Mattison regarded the ceiling of the bare room and stroked his stubble with the back of his knuckles. He considered the question for forty-five seconds — half the length of Els’s octet scherzo.
Yes. I would have to say that Gustav Mahler was not a real composer. A songwriter, perhaps. But caught in the grip of the past.
It was beyond late. Els rubbed his mouth and said nothing. He was hearing things, faraway things approaching, faint and impenitent and electric.
If you come study with me, Mattison said, your very first piece will be about the stop sign at the end of my street.
Els looked around the bare room. The white plaster walls caught the light of the paper lantern and bent it into a cubist bouquet. He listened to the future for a long time. Then he turned back toward his next teacher and squinted. Fine. But I’m going to write it in C.
Life is nothing but mutual infection. And every infecting message changes the message it infects.
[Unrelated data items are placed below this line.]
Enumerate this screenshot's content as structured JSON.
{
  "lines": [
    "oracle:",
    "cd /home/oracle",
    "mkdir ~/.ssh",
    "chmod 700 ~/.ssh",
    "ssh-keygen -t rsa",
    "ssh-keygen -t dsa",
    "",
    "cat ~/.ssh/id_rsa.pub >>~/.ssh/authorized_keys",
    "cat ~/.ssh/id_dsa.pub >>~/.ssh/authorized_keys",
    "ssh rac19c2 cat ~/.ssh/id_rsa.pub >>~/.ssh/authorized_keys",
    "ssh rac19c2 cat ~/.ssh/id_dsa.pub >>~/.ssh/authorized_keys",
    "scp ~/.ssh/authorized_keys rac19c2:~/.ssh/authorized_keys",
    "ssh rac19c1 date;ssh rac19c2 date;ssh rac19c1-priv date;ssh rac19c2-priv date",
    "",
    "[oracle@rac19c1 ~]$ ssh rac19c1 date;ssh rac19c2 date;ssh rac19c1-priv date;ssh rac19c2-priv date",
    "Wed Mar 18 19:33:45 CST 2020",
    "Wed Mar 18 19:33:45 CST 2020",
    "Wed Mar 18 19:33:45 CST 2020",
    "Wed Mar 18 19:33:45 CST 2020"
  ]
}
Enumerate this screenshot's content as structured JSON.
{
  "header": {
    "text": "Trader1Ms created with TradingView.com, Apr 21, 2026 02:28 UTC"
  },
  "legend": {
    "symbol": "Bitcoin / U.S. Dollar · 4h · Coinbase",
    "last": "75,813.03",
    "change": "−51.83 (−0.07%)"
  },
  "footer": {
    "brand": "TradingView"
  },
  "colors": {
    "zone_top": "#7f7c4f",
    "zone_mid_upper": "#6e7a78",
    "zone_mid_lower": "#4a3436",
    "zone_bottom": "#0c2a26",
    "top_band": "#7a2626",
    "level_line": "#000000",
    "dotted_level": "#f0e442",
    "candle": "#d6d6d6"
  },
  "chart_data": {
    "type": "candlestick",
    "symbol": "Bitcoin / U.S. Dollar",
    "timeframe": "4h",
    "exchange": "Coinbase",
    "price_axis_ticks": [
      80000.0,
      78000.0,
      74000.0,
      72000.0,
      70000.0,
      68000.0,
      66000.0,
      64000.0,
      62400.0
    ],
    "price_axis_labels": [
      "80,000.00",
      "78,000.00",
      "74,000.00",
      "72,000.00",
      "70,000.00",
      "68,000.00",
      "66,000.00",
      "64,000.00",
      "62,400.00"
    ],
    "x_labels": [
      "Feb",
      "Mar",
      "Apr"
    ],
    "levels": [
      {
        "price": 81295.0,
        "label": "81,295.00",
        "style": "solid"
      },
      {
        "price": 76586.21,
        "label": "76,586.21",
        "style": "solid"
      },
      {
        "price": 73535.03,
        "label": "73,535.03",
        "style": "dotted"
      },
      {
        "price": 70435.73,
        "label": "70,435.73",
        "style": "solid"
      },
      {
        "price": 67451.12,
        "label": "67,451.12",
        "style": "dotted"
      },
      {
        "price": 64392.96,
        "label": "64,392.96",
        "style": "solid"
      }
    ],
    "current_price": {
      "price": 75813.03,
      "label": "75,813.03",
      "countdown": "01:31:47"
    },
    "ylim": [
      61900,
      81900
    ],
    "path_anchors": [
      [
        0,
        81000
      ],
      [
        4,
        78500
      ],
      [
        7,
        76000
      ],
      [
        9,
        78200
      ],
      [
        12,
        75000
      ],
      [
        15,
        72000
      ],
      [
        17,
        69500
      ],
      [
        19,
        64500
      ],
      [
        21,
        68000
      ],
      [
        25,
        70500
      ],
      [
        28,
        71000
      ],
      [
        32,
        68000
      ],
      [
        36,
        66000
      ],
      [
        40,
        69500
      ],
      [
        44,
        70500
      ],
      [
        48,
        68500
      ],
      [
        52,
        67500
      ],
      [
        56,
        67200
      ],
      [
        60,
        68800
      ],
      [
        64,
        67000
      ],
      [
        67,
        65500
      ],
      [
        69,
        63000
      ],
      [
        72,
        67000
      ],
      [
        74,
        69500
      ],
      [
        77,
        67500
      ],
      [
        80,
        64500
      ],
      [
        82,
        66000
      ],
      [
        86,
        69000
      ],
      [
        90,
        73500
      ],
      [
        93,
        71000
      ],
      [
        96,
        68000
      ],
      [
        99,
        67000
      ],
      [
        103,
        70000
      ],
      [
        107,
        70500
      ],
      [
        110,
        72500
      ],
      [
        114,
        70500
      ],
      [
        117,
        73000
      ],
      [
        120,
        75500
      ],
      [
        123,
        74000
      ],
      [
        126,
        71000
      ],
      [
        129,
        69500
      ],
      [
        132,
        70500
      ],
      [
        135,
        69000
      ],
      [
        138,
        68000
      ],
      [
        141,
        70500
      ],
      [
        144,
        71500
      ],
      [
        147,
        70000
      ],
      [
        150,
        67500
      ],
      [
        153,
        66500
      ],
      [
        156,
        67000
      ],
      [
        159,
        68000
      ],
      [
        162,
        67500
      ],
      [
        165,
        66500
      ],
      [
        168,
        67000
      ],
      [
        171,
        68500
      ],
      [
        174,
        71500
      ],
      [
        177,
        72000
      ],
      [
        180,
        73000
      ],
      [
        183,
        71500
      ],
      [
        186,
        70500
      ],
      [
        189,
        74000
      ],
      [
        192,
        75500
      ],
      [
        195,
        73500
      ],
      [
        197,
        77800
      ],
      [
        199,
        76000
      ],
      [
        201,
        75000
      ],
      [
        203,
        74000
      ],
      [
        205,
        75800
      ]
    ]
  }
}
The war between Peter and Matthew Mattison lasted years, without any hope of peace with honor. They fought not simply over Els’s tenderfoot soul but over the whole project of music. Week after week, Els tried to revive the once-audacious inventions of the past and make them dangerous again. And week after week, his mentor dismissed his études as pretty sentiment.
The wildest things Els dared to make were too tame for Mattison. And in time, Mattison’s constant harping on freshness began to stale. Still, the rolling clashes taught Els a great deal about theory and harmony, despite Mattison’s contempt for those spent games. Els learned a lot, too, about the human ear, about what it would and wouldn’t hear. But above all, he learned how to weaponize art.